Curt Noland, vice president and general manager of Carlsbad-based residential real estate developer HomeFed Corp. (OTC: HOFD), began creating master-planned communities when he was 5 years old.
"I used to go in the front yard and build houses out of sticks and roads, and bigger buildings that were meeting houses, and put a little stream through it," said Noland. "I'd drive my little cars through the streets."
Now 51, Noland manages the entitlement, design, development and sale of HomeFed's projects: the 1,980-acre San Elijo Hills master-planned community in the southwestern hills of San Marcos; approximately 2,800 acres within Chula Vista's 23,899-acre Otay Ranch; and a 1,600-acre vineyard in Madera County, northeast of Fresno.
A two-time graduate of San Diego State University, Noland holds a bachelor's degree in civil engineering and a master's in business. He's been a design consultant, merchant builder and master developer in San Diego County since the 1980s. For eight years he was director of development for Aviara Land Associates, developer of Carlsbad's 1,000-acre master-planned community. After the sale of that project's final phase, Noland identified San Elijo Hills as one of the most interesting master-planned communities in the county, and joined the company in 1997.
Noland represents HomeFed Corp.'s interests in negotiations with government agencies and in discussions with concerned citizens. Beyond his ability to envision the existence of a new community and how it complements surrounding communities, he's also called upon to distill complicated issues and interrelated factors for the company's decision-makers, and create solutions from often-disparate agendas.
He admitted his most difficult task is influencing his superiors when his conclusions are not the result of an orderly progression, but rather an organic process that comes from absorbing a thousand points of data.
The company is nearing the end of negotiations with Chula Vista on its plans to develop 600 homes and 1.6 million square feet of commercial space in Otay Ranch.
"We've developed plans for the property we think make sense and are synergistic with the surrounding land uses and plans. We're working with the city to understand what they want to accomplish, to weave that all together with a cohesive plan," Noland said.
In San Elijo Hills, where the population hovers around 7,600, roughly 2,900 of 3,463 planned units are occupied. Awarded Master Planned Community of the Year by the National Association of Home Builders in 2002, the development is comprised of 28 neighborhoods, 26 with ocean views. Eleven hundred acres are preserved for open space, including a 19-acre park and an extensive trail network, most of which leads to the towncenter. Blending commercial, residential, educational and recreational elements, the heart of the community takes its design cues from pedestrian-oriented neighborhoods of the 1920s and '30s.

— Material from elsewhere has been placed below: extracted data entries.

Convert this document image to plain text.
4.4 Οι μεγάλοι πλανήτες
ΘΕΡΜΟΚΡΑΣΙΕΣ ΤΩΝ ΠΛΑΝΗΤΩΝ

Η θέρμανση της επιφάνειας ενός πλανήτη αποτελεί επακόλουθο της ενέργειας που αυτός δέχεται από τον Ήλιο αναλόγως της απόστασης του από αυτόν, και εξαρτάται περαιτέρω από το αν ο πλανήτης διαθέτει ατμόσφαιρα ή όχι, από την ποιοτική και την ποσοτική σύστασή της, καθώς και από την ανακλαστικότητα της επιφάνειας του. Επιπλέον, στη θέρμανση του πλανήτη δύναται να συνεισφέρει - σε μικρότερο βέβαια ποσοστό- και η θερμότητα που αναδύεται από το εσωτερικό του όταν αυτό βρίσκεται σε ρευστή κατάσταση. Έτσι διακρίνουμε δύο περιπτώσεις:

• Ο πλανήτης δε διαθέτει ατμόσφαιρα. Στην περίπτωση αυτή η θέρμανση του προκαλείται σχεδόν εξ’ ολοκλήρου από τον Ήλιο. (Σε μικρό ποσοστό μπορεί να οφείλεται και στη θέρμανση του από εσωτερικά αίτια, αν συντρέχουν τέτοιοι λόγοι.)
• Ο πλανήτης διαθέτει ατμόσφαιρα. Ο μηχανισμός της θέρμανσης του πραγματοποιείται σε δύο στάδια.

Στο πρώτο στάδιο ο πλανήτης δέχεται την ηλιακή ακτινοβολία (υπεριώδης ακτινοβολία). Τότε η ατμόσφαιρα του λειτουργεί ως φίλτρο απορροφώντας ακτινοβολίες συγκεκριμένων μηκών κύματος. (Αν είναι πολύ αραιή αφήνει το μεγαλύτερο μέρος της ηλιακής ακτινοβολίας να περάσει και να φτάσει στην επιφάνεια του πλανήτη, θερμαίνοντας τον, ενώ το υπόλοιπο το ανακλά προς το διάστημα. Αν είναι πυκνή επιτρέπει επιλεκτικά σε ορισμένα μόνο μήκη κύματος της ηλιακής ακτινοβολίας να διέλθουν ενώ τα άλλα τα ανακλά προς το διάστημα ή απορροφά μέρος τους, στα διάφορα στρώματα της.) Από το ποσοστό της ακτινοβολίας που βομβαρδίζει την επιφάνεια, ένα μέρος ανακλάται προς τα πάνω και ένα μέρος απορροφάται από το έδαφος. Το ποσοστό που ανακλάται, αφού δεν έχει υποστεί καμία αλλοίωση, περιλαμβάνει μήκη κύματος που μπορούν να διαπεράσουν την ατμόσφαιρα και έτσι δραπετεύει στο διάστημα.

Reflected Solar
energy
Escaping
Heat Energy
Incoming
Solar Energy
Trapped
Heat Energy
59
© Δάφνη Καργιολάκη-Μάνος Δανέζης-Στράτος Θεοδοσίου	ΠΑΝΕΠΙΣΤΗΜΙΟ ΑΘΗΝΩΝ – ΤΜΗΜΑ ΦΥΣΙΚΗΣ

An Internet network links residents and business owners and is also accessible at the visitors' center's coffee and sandwich shop. Across the street, a school serving K-8 grades opened in 2004, and changed to a middle school when the elementary school opened in 2006. A fire station is slated to come on line in March, and a nondenominational congregation that meets at the middle school closed escrow on its church site in mid-February.
HomeFed Corp.'s 10-K dated Feb. 22 states that as of Dec. 31, 2007, 2,982 of the project's 3,463 allowable units had been sold. The company has not sold any residential lots since June 2006, nor is it actively soliciting bids, preferring instead to exercise patience until market conditions improve. According to Noland, six of the remaining neighborhoods, including half-acre estate lots in the northeastern portion of the development, are view oriented.
During the fiscal quarter ended Dec. 31, 2007, revenues fell for the fifth consecutive quarter, down 80 percent to $4.38 million. For all of 2007, revenues fell 66 percent to $23.67 million.
Home sales have slowed, forcing the community's builders to reduce prices and offer concessions. In a departure from its core business, HomeFed will build the towncenter's 40-unit mixed-use component, which consists of two-story townhouses above ground-floor retail space.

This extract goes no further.